Jantje Suinge is een dochter van Allert Suinge, die in 1630 inwoont bij zijn meier Gebbe Berends in Bunne. Ook in 1645 wordt Allert Suinge vermeld met zijn meier Jan Berends, voorouder van de familie Swartwolt, die later eigenaar is van deze boerderij. Daarnaast bezit Allert Suinge nog enkele huizen in Bunne en een huis in Winde. Ook in 1654 wordt Allert Suinge nog genoemd, al moet hij in 1651/1652 zijn overleden.
In 1652 treedt Jantje Suinge op als zijn dochter en erfgename. Er is ook sprake van een Allart Suinge de jongere. Dat betreft mogelijk een betrekkelijk jong overleden zoon van Jantje Suinge (vernoemd naar zijn grootvader). Allert Ebbinge, zoon van Frerik Ebbinge en dochter Aaltien Wolters zou kunnen zijn vernoemd naar Allert Suinge (eerder was gedacht dat hij was vernoemd naar Allert Wolters, schulte van Peize 1642-1674).
Jantje Suinge wordt in een andere rechtszaak in 1652 vermeld als weduwe luitenant Eijlart Kiers ten Berge, die in 1649 nog optreedt in een rechtszaak namens de buren van Vries en dus omstreeks 1650 moet zijn overleden. Later wordt zij meestal aangeduid als weduwe Kiers.
In 1655 treedt Jantje Suinge op samen met haar zoon Roelof Wolters, die blijkens een rechtzaak in 1676 een kleinzoon is van de rentmeester Wolter Teunis. De rechtszaak gaat tegen Warmolt Lunsing en broer, die eveneens kleinzoons zijn van deze Wolter Teunis. Het gaat over de afwikkeling van de erfenis van rentmeester Antonij Wolteri met een huis in Noordwijk bij Marum.
Jantje Suinge, wed. Kiers, is betrokken bij verschillende rechtszaken. Ondanks dat soms sprake is van executoriale verkopingen, lijken zij en ook haar nakomelingen niet geheel zonder middelen te zijn gebleven. In 1670 eist weduwe Kiers te Bunne achterstallige huur van Roelof Klinkhamer. Voor haar treedt op haar zoon Rudolf Wolters. Volgens Roelof Klinkhamer zijn er nog andere posten die moeten worden verrekend. In het Haardstedenregister van 1672 wordt onder Bunne/Winde echter geen Jantje Suinge of weduwe Kiers vermeld en evenmin Roelof Klinkhamer.

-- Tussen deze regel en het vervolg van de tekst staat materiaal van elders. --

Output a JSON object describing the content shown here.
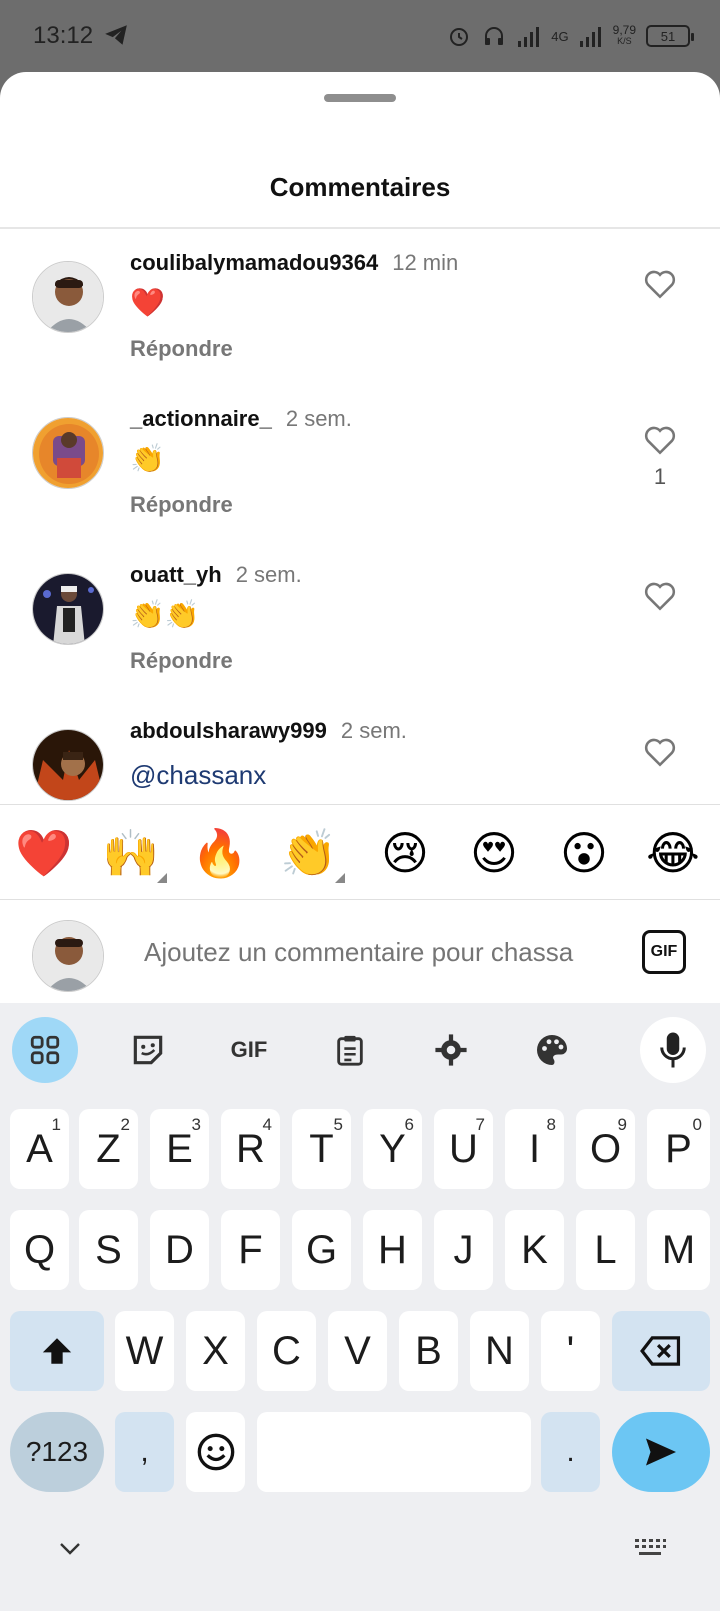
{
  "status_bar": {
    "time": "13:12",
    "network": "4G",
    "speed_value": "9,79",
    "speed_unit": "K/S",
    "battery": "51"
  },
  "sheet": {
    "title": "Commentaires"
  },
  "comments": [
    {
      "user": "coulibalymamadou9364",
      "time": "12 min",
      "text": "❤️",
      "reply": "Répondre",
      "likes": ""
    },
    {
      "user": "_actionnaire_",
      "time": "2 sem.",
      "text": "👏",
      "reply": "Répondre",
      "likes": "1"
    },
    {
      "user": "ouatt_yh",
      "time": "2 sem.",
      "text": "👏👏",
      "reply": "Répondre",
      "likes": ""
    },
    {
      "user": "abdoulsharawy999",
      "time": "2 sem.",
      "text": "@chassanx",
      "reply": "",
      "likes": ""
    }
  ],
  "emoji_bar": [
    "❤️",
    "🙌",
    "🔥",
    "👏",
    "😢",
    "😍",
    "😮",
    "😂"
  ],
  "composer": {
    "placeholder": "Ajoutez un commentaire pour chassa",
    "gif_label": "GIF"
  },
  "keyboard": {
    "toolbar_gif": "GIF",
    "row1": [
      {
        "k": "A",
        "n": "1"
      },
      {
        "k": "Z",
        "n": "2"
      },
      {
        "k": "E",
        "n": "3"
      },
      {
        "k": "R",
        "n": "4"
      },
      {
        "k": "T",
        "n": "5"
      },
      {
        "k": "Y",
        "n": "6"
      },
      {
        "k": "U",
        "n": "7"
      },
      {
        "k": "I",
        "n": "8"
      },
      {
        "k": "O",
        "n": "9"
      },
      {
        "k": "P",
        "n": "0"
      }
    ],
    "row2": [
      "Q",
      "S",
      "D",
      "F",
      "G",
      "H",
      "J",
      "K",
      "L",
      "M"
    ],
    "row3": [
      "W",
      "X",
      "C",
      "V",
      "B",
      "N",
      "'"
    ],
    "symbols_label": "?123",
    "comma": ",",
    "period": "."
  },
  "colors": {
    "reply_gray": "#777777",
    "mention_blue": "#1e3a72",
    "key_blue": "#6cc6f3"
  }
}
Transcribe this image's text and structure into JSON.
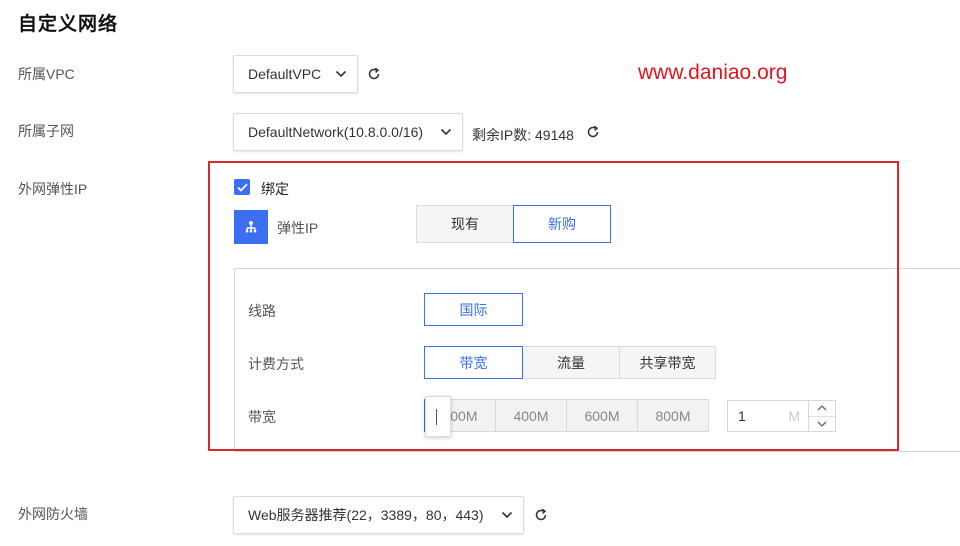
{
  "page_title": "自定义网络",
  "watermark": "www.daniao.org",
  "vpc": {
    "label": "所属VPC",
    "value": "DefaultVPC"
  },
  "subnet": {
    "label": "所属子网",
    "value": "DefaultNetwork(10.8.0.0/16)",
    "remaining_ip": "剩余IP数: 49148"
  },
  "eip": {
    "label": "外网弹性IP",
    "bind": {
      "label": "绑定",
      "checked": true
    },
    "type_label": "弹性IP",
    "source_options": [
      "现有",
      "新购"
    ],
    "source_selected": "新购",
    "line": {
      "label": "线路",
      "options": [
        "国际"
      ],
      "selected": "国际"
    },
    "billing": {
      "label": "计费方式",
      "options": [
        "带宽",
        "流量",
        "共享带宽"
      ],
      "selected": "带宽"
    },
    "bandwidth": {
      "label": "带宽",
      "ticks": [
        "200M",
        "400M",
        "600M",
        "800M"
      ],
      "value": "1",
      "unit": "M"
    }
  },
  "firewall": {
    "label": "外网防火墙",
    "value": "Web服务器推荐(22，3389，80，443)"
  },
  "colors": {
    "accent": "#3b6ef0",
    "highlight_box": "#e0262d",
    "watermark": "#e0151f"
  },
  "icons": {
    "refresh": "refresh-icon",
    "chevron": "chevron-down-icon",
    "check": "check-icon",
    "network": "network-icon"
  }
}
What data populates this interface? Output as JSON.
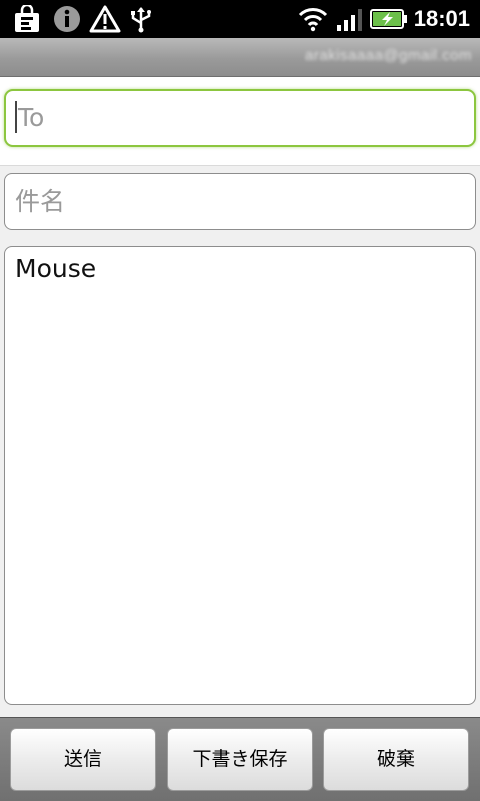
{
  "status_bar": {
    "time": "18:01",
    "icons": [
      "shopping-bag-icon",
      "info-icon",
      "warning-icon",
      "usb-icon",
      "wifi-icon",
      "signal-icon",
      "battery-charging-icon"
    ]
  },
  "account": {
    "email": "arakisaaaa@gmail.com"
  },
  "compose": {
    "to_placeholder": "To",
    "subject_placeholder": "件名",
    "body_value": "Mouse"
  },
  "buttons": {
    "send": "送信",
    "save_draft": "下書き保存",
    "discard": "破棄"
  },
  "colors": {
    "focus_border": "#8cc63f",
    "status_bar_bg": "#000000",
    "battery_fill": "#6cc04a"
  }
}
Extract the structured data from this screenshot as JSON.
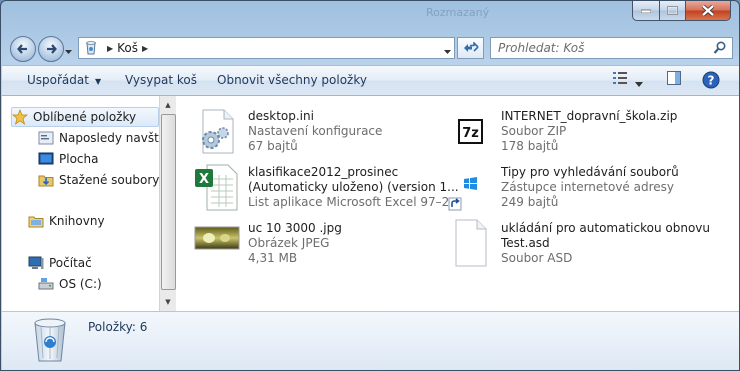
{
  "window": {
    "title": "Rozmazaný"
  },
  "address": {
    "breadcrumb": "Koš"
  },
  "search": {
    "placeholder": "Prohledat: Koš"
  },
  "toolbar": {
    "organize": "Uspořádat",
    "empty_bin": "Vysypat koš",
    "restore_all": "Obnovit všechny položky"
  },
  "nav": {
    "favorites": "Oblíbené položky",
    "recent": "Naposledy navštív",
    "desktop": "Plocha",
    "downloads": "Stažené soubory",
    "libraries": "Knihovny",
    "computer": "Počítač",
    "drive_c": "OS (C:)"
  },
  "files": [
    {
      "name": "desktop.ini",
      "name2": "",
      "type": "Nastavení konfigurace",
      "size": "67 bajtů",
      "icon": "settings-file-icon"
    },
    {
      "name": "INTERNET_dopravní_škola.zip",
      "name2": "",
      "type": "Soubor ZIP",
      "size": "178 bajtů",
      "icon": "7zip-archive-icon"
    },
    {
      "name": "klasifikace2012_prosinec",
      "name2": "(Automaticky uloženo) (version 1...",
      "type": "List aplikace Microsoft Excel 97–2...",
      "size": "",
      "icon": "excel-file-icon"
    },
    {
      "name": "Tipy pro vyhledávání souborů",
      "name2": "",
      "type": "Zástupce internetové adresy",
      "size": "249 bajtů",
      "icon": "internet-shortcut-icon"
    },
    {
      "name": "uc 10 3000 .jpg",
      "name2": "",
      "type": "Obrázek JPEG",
      "size": "4,31 MB",
      "icon": "jpeg-thumbnail-icon"
    },
    {
      "name": "ukládání pro automatickou obnovu",
      "name2": "Test.asd",
      "type": "Soubor ASD",
      "size": "",
      "icon": "generic-file-icon"
    }
  ],
  "status": {
    "items": "Položky: 6"
  },
  "colors": {
    "accent": "#1e395b",
    "excel_green": "#1d7a3a",
    "win_blue": "#1e8ce3"
  }
}
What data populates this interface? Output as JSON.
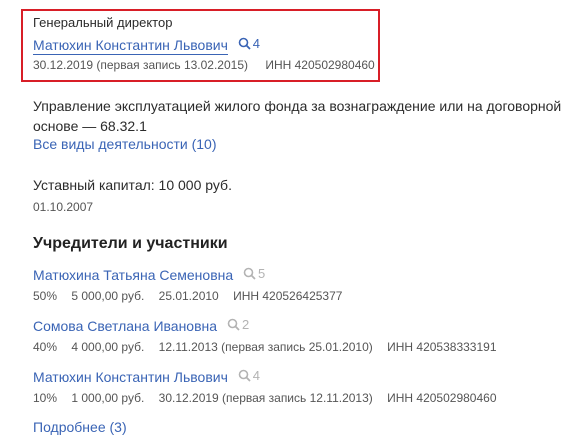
{
  "director": {
    "role": "Генеральный директор",
    "name": "Матюхин Константин Львович",
    "search_count": "4",
    "date": "30.12.2019 (первая запись 13.02.2015)",
    "inn": "ИНН 420502980460"
  },
  "activity": {
    "text_line1": "Управление эксплуатацией жилого фонда за вознаграждение или на договорной",
    "text_line2": "основе — 68.32.1",
    "all_link": "Все виды деятельности (10)"
  },
  "capital": {
    "label": "Уставный капитал: 10 000 руб.",
    "date": "01.10.2007"
  },
  "founders": {
    "heading": "Учредители и участники",
    "items": [
      {
        "name": "Матюхина Татьяна Семеновна",
        "search_count": "5",
        "share": "50%",
        "amount": "5 000,00 руб.",
        "date": "25.01.2010",
        "inn": "ИНН 420526425377"
      },
      {
        "name": "Сомова Светлана Ивановна",
        "search_count": "2",
        "share": "40%",
        "amount": "4 000,00 руб.",
        "date": "12.11.2013 (первая запись 25.01.2010)",
        "inn": "ИНН 420538333191"
      },
      {
        "name": "Матюхин Константин Львович",
        "search_count": "4",
        "share": "10%",
        "amount": "1 000,00 руб.",
        "date": "30.12.2019 (первая запись 12.11.2013)",
        "inn": "ИНН 420502980460"
      }
    ],
    "more_link": "Подробнее (3)"
  },
  "colors": {
    "link": "#3a64b5",
    "highlight_border": "#d81e27",
    "muted_icon": "#b3b3b3"
  }
}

Kinderen: Aeltien, Roelof.


Douwe Bavinge is in 1651 eigenaar en gebruiker van hoplanden;
Drents Archief, Toegang 0001.845.189.

Do(uw)e Bavinge
Kinderen o.a.: Frerik, Abeltje.
Doe Bavinge wordt in het Register Nieuwe Huizen van Peize vermeld als eigenaar van een huis in 1646, dat in de lijst van 1742 eigendom is van de erfgenamen van (kleinzoon?) Doe Bavinge.
In 1651 wordt Douwe Bavinge in het register der Hoplanden vermeld met iets meer dan 2 mud hopland (ongeveer 3/4 ha). Het grootste perceel (3 schepel, bijna 0.3 ha) ligt bij zijn huis.
In 1654 is de vermelding bij huis "142": "Doe Bavinge nu Jan Luinge", wat waarschijnlijk zo moet worden begrepen dat Jan Luinge, vermoedelijk de zoon van Bareld Luinge .... bij hem in woont en met een dochter van Doe Bavinge is getrouwd. Dit huis staat aan de "Olde Wolddijk", de weg naar Groningen (zie kaart hieronder).

Roelof en Ameltien
Kinderen: Jan, Aeltien.
In 1657 procederen Abel Lunsche, Roelof Luinge en Willem Peling, respectievelijk getrouwd met Marritjen, Ameltijn en Jacobijn Schuringe, erfgenamen van wijlen Jan Schuiringe, in leven schulte van Peize, tegen Allart Wolters, schulte van Peize en Reijner Wolters over goederen die hun aller moeder Catharina Luinge voor haar overlijden zou hebben overgedragen.
Roelof Luinge is mogelijk een zoon van Bareld Luinge of Luink Allers, die in de grondschatting van 1654 broers worden genoemd. Bareld Luinge wordt al genoemd in het register van bezaaide landen 1612 en in de grondschatting/impost op het gemaal 1630 van Peize wordt hij vermeld met zijn moeder en broer. In 1654 gaat zijn broer Luink Allers op zichzelf wonen in een naburig huis, mogelijk het huis dat eerder eigendom was van Peter Luinge.
In het Haardstedenregister van 1672 wordt Roelof Luinge niet vermeld. Het huis kan toen zijn overgeslagen of bewoond door Jan Dries.
 [ Of was het huis afgebrand met de plunderingen van de oorlog van Juli-Augustus 1672? ] 
In het register van Nieuwe Huizen 1742 wordt Jan Ebbinge (getrouwd met Jeigien Luinge) vermeld als eigenaar van het huis van Luink Allers en Roelof Luinge, zoon van Luink Luinge en Henderikjen Luinge als eigenaar en bewoner van het huis van Bareld Luinge.
Etstoel 18 oktober 1661: "Ameltijn Schuiringe weduwe van wijlen den Roelof Luinge heeft procuratie en volmacht gegeven aan de old vaandrig? Wolter Sichterman ende Johan Nijsinghe om hare zelve tegens Jan Luinge op dese tegenwoordige Lottinck waartenemen? sub clausulis conscientis van rato habitio en indemnificatie". Jan Luinge is hier waarschijnlijk olde Jan Luinge.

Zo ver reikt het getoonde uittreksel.